The thesis is that democracy is the most effective antidote to the kind of Islamic radicalism that hit the US on 9/11. Its exponents begin with the premise that tyranny cannot tolerate the public expression of social resentment that its abuses naturally produce. To preserve its grip, tyranny must therefore crush even modest stirrings of opposition, repressing dissidents and critics, with unstinting ferocity if need be. In the age of globalisation, however, repressed rebellions do not simply die out. They splash uncontrollably across international borders and have violent repercussions abroad. Middle Eastern rebellions have been so savagely and effectively repressed that rebels have been driven to experiment with an indirect strategy to overthrow local tyrannies and seize power. They have travelled abroad and targeted those they see as the global sponsors of their local autocrats.Fukuyama goes on to describe how the Bush administration's policy in Iraq and the in the Middle East generally has strayed from the neocon theory in critical ways (for example that their actual approach to promoting democracy in the Middle East was foolish and ineffective).

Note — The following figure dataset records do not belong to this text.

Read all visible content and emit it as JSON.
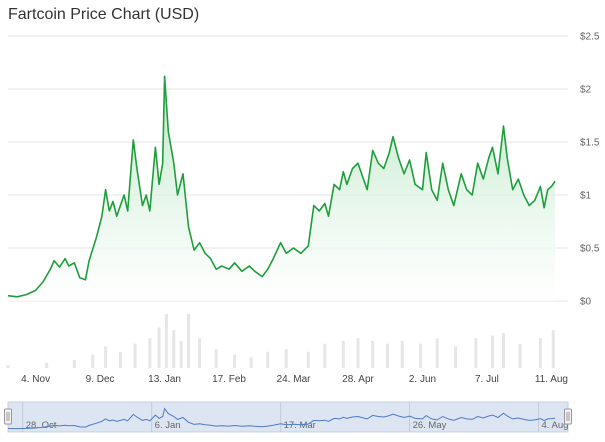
{
  "chart_data": {
    "type": "area",
    "title": "Fartcoin Price Chart (USD)",
    "xlabel": "",
    "ylabel": "",
    "ylim": [
      0,
      2.5
    ],
    "y_ticks": [
      "$0",
      "$0.5",
      "$1",
      "$1.5",
      "$2",
      "$2.5"
    ],
    "y_tick_values": [
      0,
      0.5,
      1,
      1.5,
      2,
      2.5
    ],
    "x_range": [
      "2024-10-20",
      "2025-08-20"
    ],
    "x_ticks": [
      {
        "label": "4. Nov",
        "date": "2024-11-04"
      },
      {
        "label": "9. Dec",
        "date": "2024-12-09"
      },
      {
        "label": "13. Jan",
        "date": "2025-01-13"
      },
      {
        "label": "17. Feb",
        "date": "2025-02-17"
      },
      {
        "label": "24. Mar",
        "date": "2025-03-24"
      },
      {
        "label": "28. Apr",
        "date": "2025-04-28"
      },
      {
        "label": "2. Jun",
        "date": "2025-06-02"
      },
      {
        "label": "7. Jul",
        "date": "2025-07-07"
      },
      {
        "label": "11. Aug",
        "date": "2025-08-11"
      }
    ],
    "navigator_ticks": [
      {
        "label": "28. Oct",
        "date": "2024-10-28"
      },
      {
        "label": "6. Jan",
        "date": "2025-01-06"
      },
      {
        "label": "17. Mar",
        "date": "2025-03-17"
      },
      {
        "label": "26. May",
        "date": "2025-05-26"
      },
      {
        "label": "4. Aug",
        "date": "2025-08-04"
      }
    ],
    "grid": true,
    "legend": "none",
    "colors": {
      "line": "#1e9e3c",
      "area_top": "#c9ecd1",
      "volume": "#e6e6e6",
      "navigator_line": "#4e7bc4",
      "navigator_bg": "#dde4f2"
    },
    "series": [
      {
        "values": [
          [
            "2024-10-20",
            0.05
          ],
          [
            "2024-10-25",
            0.04
          ],
          [
            "2024-10-30",
            0.06
          ],
          [
            "2024-11-04",
            0.1
          ],
          [
            "2024-11-08",
            0.18
          ],
          [
            "2024-11-12",
            0.3
          ],
          [
            "2024-11-14",
            0.38
          ],
          [
            "2024-11-17",
            0.32
          ],
          [
            "2024-11-20",
            0.4
          ],
          [
            "2024-11-22",
            0.33
          ],
          [
            "2024-11-25",
            0.36
          ],
          [
            "2024-11-28",
            0.22
          ],
          [
            "2024-12-01",
            0.2
          ],
          [
            "2024-12-03",
            0.38
          ],
          [
            "2024-12-07",
            0.6
          ],
          [
            "2024-12-10",
            0.8
          ],
          [
            "2024-12-12",
            1.05
          ],
          [
            "2024-12-14",
            0.85
          ],
          [
            "2024-12-16",
            0.94
          ],
          [
            "2024-12-18",
            0.8
          ],
          [
            "2024-12-22",
            1.0
          ],
          [
            "2024-12-24",
            0.85
          ],
          [
            "2024-12-27",
            1.52
          ],
          [
            "2024-12-29",
            1.25
          ],
          [
            "2025-01-01",
            0.9
          ],
          [
            "2025-01-03",
            1.0
          ],
          [
            "2025-01-05",
            0.85
          ],
          [
            "2025-01-08",
            1.45
          ],
          [
            "2025-01-10",
            1.1
          ],
          [
            "2025-01-12",
            1.3
          ],
          [
            "2025-01-13",
            2.12
          ],
          [
            "2025-01-15",
            1.6
          ],
          [
            "2025-01-18",
            1.3
          ],
          [
            "2025-01-20",
            1.0
          ],
          [
            "2025-01-23",
            1.2
          ],
          [
            "2025-01-26",
            0.7
          ],
          [
            "2025-01-29",
            0.48
          ],
          [
            "2025-02-01",
            0.55
          ],
          [
            "2025-02-04",
            0.45
          ],
          [
            "2025-02-07",
            0.4
          ],
          [
            "2025-02-10",
            0.3
          ],
          [
            "2025-02-13",
            0.33
          ],
          [
            "2025-02-17",
            0.3
          ],
          [
            "2025-02-20",
            0.36
          ],
          [
            "2025-02-24",
            0.28
          ],
          [
            "2025-02-28",
            0.33
          ],
          [
            "2025-03-03",
            0.28
          ],
          [
            "2025-03-07",
            0.23
          ],
          [
            "2025-03-10",
            0.3
          ],
          [
            "2025-03-13",
            0.4
          ],
          [
            "2025-03-17",
            0.55
          ],
          [
            "2025-03-20",
            0.45
          ],
          [
            "2025-03-24",
            0.5
          ],
          [
            "2025-03-28",
            0.45
          ],
          [
            "2025-04-01",
            0.52
          ],
          [
            "2025-04-04",
            0.9
          ],
          [
            "2025-04-07",
            0.85
          ],
          [
            "2025-04-10",
            0.92
          ],
          [
            "2025-04-12",
            0.8
          ],
          [
            "2025-04-15",
            1.1
          ],
          [
            "2025-04-18",
            1.05
          ],
          [
            "2025-04-20",
            1.22
          ],
          [
            "2025-04-22",
            1.1
          ],
          [
            "2025-04-25",
            1.25
          ],
          [
            "2025-04-28",
            1.3
          ],
          [
            "2025-05-01",
            1.15
          ],
          [
            "2025-05-03",
            1.05
          ],
          [
            "2025-05-06",
            1.42
          ],
          [
            "2025-05-09",
            1.3
          ],
          [
            "2025-05-12",
            1.25
          ],
          [
            "2025-05-15",
            1.4
          ],
          [
            "2025-05-17",
            1.55
          ],
          [
            "2025-05-20",
            1.35
          ],
          [
            "2025-05-23",
            1.2
          ],
          [
            "2025-05-26",
            1.33
          ],
          [
            "2025-05-29",
            1.1
          ],
          [
            "2025-06-02",
            1.05
          ],
          [
            "2025-06-04",
            1.4
          ],
          [
            "2025-06-07",
            1.05
          ],
          [
            "2025-06-10",
            0.95
          ],
          [
            "2025-06-13",
            1.3
          ],
          [
            "2025-06-16",
            1.05
          ],
          [
            "2025-06-19",
            0.9
          ],
          [
            "2025-06-23",
            1.2
          ],
          [
            "2025-06-26",
            1.05
          ],
          [
            "2025-06-29",
            1.0
          ],
          [
            "2025-07-02",
            1.3
          ],
          [
            "2025-07-05",
            1.15
          ],
          [
            "2025-07-08",
            1.35
          ],
          [
            "2025-07-10",
            1.45
          ],
          [
            "2025-07-13",
            1.2
          ],
          [
            "2025-07-16",
            1.65
          ],
          [
            "2025-07-18",
            1.35
          ],
          [
            "2025-07-21",
            1.05
          ],
          [
            "2025-07-24",
            1.15
          ],
          [
            "2025-07-27",
            1.0
          ],
          [
            "2025-07-30",
            0.9
          ],
          [
            "2025-08-02",
            0.95
          ],
          [
            "2025-08-05",
            1.08
          ],
          [
            "2025-08-07",
            0.88
          ],
          [
            "2025-08-09",
            1.05
          ],
          [
            "2025-08-11",
            1.08
          ],
          [
            "2025-08-13",
            1.13
          ]
        ]
      }
    ],
    "volume": {
      "scale": "relative (no axis printed)",
      "values": [
        [
          "2024-10-20",
          0.05
        ],
        [
          "2024-11-10",
          0.1
        ],
        [
          "2024-11-25",
          0.15
        ],
        [
          "2024-12-05",
          0.25
        ],
        [
          "2024-12-12",
          0.4
        ],
        [
          "2024-12-20",
          0.3
        ],
        [
          "2024-12-28",
          0.45
        ],
        [
          "2025-01-05",
          0.55
        ],
        [
          "2025-01-10",
          0.75
        ],
        [
          "2025-01-14",
          1.0
        ],
        [
          "2025-01-18",
          0.7
        ],
        [
          "2025-01-22",
          0.5
        ],
        [
          "2025-01-26",
          1.0
        ],
        [
          "2025-02-01",
          0.55
        ],
        [
          "2025-02-10",
          0.35
        ],
        [
          "2025-02-20",
          0.25
        ],
        [
          "2025-03-01",
          0.2
        ],
        [
          "2025-03-10",
          0.3
        ],
        [
          "2025-03-20",
          0.35
        ],
        [
          "2025-04-01",
          0.3
        ],
        [
          "2025-04-10",
          0.45
        ],
        [
          "2025-04-20",
          0.5
        ],
        [
          "2025-04-28",
          0.55
        ],
        [
          "2025-05-06",
          0.5
        ],
        [
          "2025-05-14",
          0.45
        ],
        [
          "2025-05-22",
          0.5
        ],
        [
          "2025-06-01",
          0.45
        ],
        [
          "2025-06-10",
          0.55
        ],
        [
          "2025-06-20",
          0.4
        ],
        [
          "2025-07-01",
          0.55
        ],
        [
          "2025-07-10",
          0.6
        ],
        [
          "2025-07-16",
          0.65
        ],
        [
          "2025-07-25",
          0.45
        ],
        [
          "2025-08-05",
          0.55
        ],
        [
          "2025-08-12",
          0.7
        ]
      ]
    }
  }
}
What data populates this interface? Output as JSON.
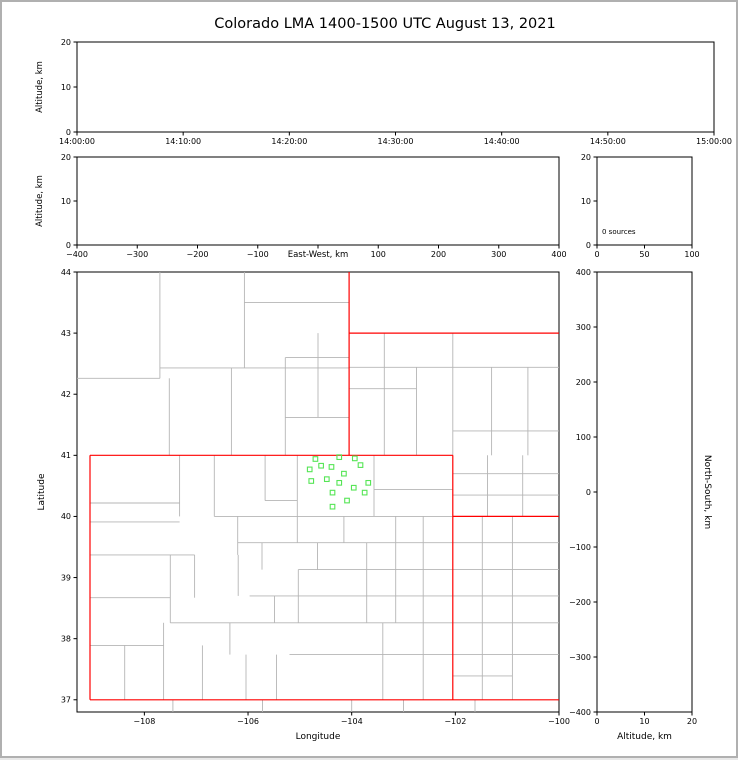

There is some merit to the theory as Fukuyama presents it. I think it stops at least one step too soon, however. There are geopolitical (and probably socioeconomic) considerations driving anti-Americanism that pass beyond redirected frustration with local tyrants. Palestine is an obvious example, but there are others. These issues need to be dealt with as well, and part of the value of democratization is to bring those issues to the forefront and provide a venue for them to be addressed. The Fukuyama's theory is laudable in that it perceives that the focus of this conflict should be on people, rather than states, and that non-democratic states can serve as roadblocks to us reaching the people. But I think his analysis of what is driving those people falls short. Democracy is a step in the process, not the endgame.
The conflict this summer in Lebanon provides a good example of this. When Israel mounted its offensive on Lebanon, this was an issue the US needed to address if we were serious about dealing with terrorism's root causes. But because we were insulated from popular opinion by the tyrannical governments of our Middle Eastern "allies", and because the administration does not see addressing popular political concerns as part of the neocon mission statement, we completely failed to confront the issue.
It is not good enough to push for democracy, then simply abandon the governments that result from that democratic process as we've done in Palestine and Lebanon. Grievances that arise from a legitimate democratic process should be taken seriously. And to the extent that there is actual merit behind those grievances we need to take steps to address them in order to buy the political capital we need to credibly dismiss those grievances that don't have merit. I'm not sure Fukuyama's neocon theory is any better than the Bush administration's theory on that point.